Search code examples
web-scrapingrvest

using Rvest to get table


I am trying to scrape the table in : WEB TABLE

I have tried copying the xpath but it does not return anything:

 require("rvest")
 url = "https://www.barchart.com/options/stocks-by-sector?page=1"
 pg = read_html(url)

 pg %>% html_nodes(xpath="//*[@id=main-content-column]/div/div[4]/div/div[2]/div")

EDIT

I found the following link and feel I am getting closer....

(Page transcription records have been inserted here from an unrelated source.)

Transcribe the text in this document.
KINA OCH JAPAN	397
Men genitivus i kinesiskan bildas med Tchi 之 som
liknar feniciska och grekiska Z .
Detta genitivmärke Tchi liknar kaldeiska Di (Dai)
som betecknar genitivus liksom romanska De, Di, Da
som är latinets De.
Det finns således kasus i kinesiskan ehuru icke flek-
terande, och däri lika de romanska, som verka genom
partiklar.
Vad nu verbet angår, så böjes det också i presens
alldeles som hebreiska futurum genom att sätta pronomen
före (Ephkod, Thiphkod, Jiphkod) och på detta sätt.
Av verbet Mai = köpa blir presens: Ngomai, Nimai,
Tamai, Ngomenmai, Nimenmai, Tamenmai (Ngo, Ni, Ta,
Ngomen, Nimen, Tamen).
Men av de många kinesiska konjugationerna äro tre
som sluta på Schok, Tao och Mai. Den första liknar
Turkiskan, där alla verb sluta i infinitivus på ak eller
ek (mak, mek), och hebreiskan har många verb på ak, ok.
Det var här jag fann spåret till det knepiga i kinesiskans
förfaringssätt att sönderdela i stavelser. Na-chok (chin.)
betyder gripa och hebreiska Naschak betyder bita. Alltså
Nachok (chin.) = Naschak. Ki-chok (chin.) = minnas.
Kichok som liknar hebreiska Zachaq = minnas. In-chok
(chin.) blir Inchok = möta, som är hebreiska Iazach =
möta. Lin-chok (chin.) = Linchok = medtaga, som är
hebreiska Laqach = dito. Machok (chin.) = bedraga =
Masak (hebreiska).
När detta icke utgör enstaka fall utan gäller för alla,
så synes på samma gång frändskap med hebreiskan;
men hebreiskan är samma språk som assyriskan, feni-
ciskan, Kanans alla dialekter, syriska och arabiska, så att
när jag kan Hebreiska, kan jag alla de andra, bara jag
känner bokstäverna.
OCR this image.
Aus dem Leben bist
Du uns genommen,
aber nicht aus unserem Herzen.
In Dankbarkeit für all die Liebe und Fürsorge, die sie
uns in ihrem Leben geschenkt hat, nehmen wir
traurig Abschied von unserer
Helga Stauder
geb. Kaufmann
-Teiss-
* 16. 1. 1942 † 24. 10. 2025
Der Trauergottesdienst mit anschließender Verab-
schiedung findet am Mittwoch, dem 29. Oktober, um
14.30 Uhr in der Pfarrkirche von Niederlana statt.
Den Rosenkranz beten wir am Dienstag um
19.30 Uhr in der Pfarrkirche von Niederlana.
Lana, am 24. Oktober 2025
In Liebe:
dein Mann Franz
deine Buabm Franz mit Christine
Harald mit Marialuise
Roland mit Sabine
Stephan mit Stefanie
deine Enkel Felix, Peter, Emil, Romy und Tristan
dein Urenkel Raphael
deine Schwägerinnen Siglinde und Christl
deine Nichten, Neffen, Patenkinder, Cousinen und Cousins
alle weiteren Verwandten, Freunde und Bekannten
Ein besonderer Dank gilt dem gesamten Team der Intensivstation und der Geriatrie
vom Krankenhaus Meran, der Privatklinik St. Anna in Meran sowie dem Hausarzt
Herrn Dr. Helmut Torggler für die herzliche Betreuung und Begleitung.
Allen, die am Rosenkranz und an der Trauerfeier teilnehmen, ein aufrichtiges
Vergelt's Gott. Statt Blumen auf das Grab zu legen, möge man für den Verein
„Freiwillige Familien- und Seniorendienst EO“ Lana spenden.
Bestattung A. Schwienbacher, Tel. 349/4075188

So by using the same process I found the updated link by watching the XHR updates:

 url = paste0("https://www.barchart.com?access_token=",token,"/proxies/core-api/v1/quotes/",
         "get?lists=stocks.optionable.by_sector.all.us&fields=symbol%2CsymbolName",
         "%2ClastPrice%2CpriceChange%2CpercentChange%2ChighPrice%2ClowPrice%2Cvolume",
         "%2CtradeTime%2CsymbolCode%2CsymbolType%2ChasOptions&orderBy=symbol&orderDir=",
         "asc&meta=field.shortName%2Cfield.type%2Cfield.description&hasOptions=true&page=1&limit=100&raw=1")

Where the token is found within the scope:

 token = "eyJpdiI6IjJZMDZNOGYwUDk4dE1OcVc4ekdnUGc9PSIsInZhbHVlIjoib2lYcWtzRi9VN3ovbzdER2NhQlg0KzJQL1ZId2ZOeWpwSTF5YThlclN1SW9YSEtJbG9kR0FLbmRmWmtNcmd1eCIsIm1hYyI6ImU4ODA3YzZkZGUwZjFhNmM1NTE4ZjEzNmZkNThmZDY4ODE1NmM0YTM1Yjc2Y2E2OWVkNjZiZTE3ZDcxOGFlZjMifQ"

However, I do not know if I am placing the token where I should in the URL, but when I ran:

 fixture <- jsonlite::read_json(url,simplifyVector = TRUE)

I received the following error:

 Error in parse_con(txt, bigint_as_char) : 
 lexical error: invalid char in json text.
                                   <!doctype html> <html itemscope
                 (right here) ------^

Solution

  • The token needs to be sent as a request header named x-xsrf-token not by pass to the parameters: enter image description here Also, the token value might change over sessions so you need to get it in the cookie. After that, convert the data to a data frame and get the result:

    library(rvest)
    pg <- html_session("https://www.barchart.com/options/stocks-by-sector?page=1")
    cookies <- pg$response$cookies
    token <- URLdecode(dplyr::recode("XSRF-TOKEN", !!!setNames(cookies$value, cookies$name)))
    pg <- 
      pg %>% rvest:::request_GET(
        "https://www.barchart.com/proxies/core-api/v1/quotes/get?lists=stocks.optionable.by_sector.all.us&fields=symbol%2CsymbolName%2ClastPrice%2CpriceChange%2CpercentChange%2ChighPrice%2ClowPrice%2Cvolume%2CtradeTime%2CsymbolCode%2CsymbolType%2ChasOptions&orderBy=symbol&orderDir=asc&meta=field.shortName%2Cfield.type%2Cfield.description&hasOptions=true&page=1&limit=1000000&raw=1",
        config = httr::add_headers(`x-xsrf-token` = token)
      )
    data_raw <- httr::content(pg$response)
    data <- 
      purrr::map_dfr(
        data_raw$data,
        function(x){
          as.data.frame(x$raw)
        }
      )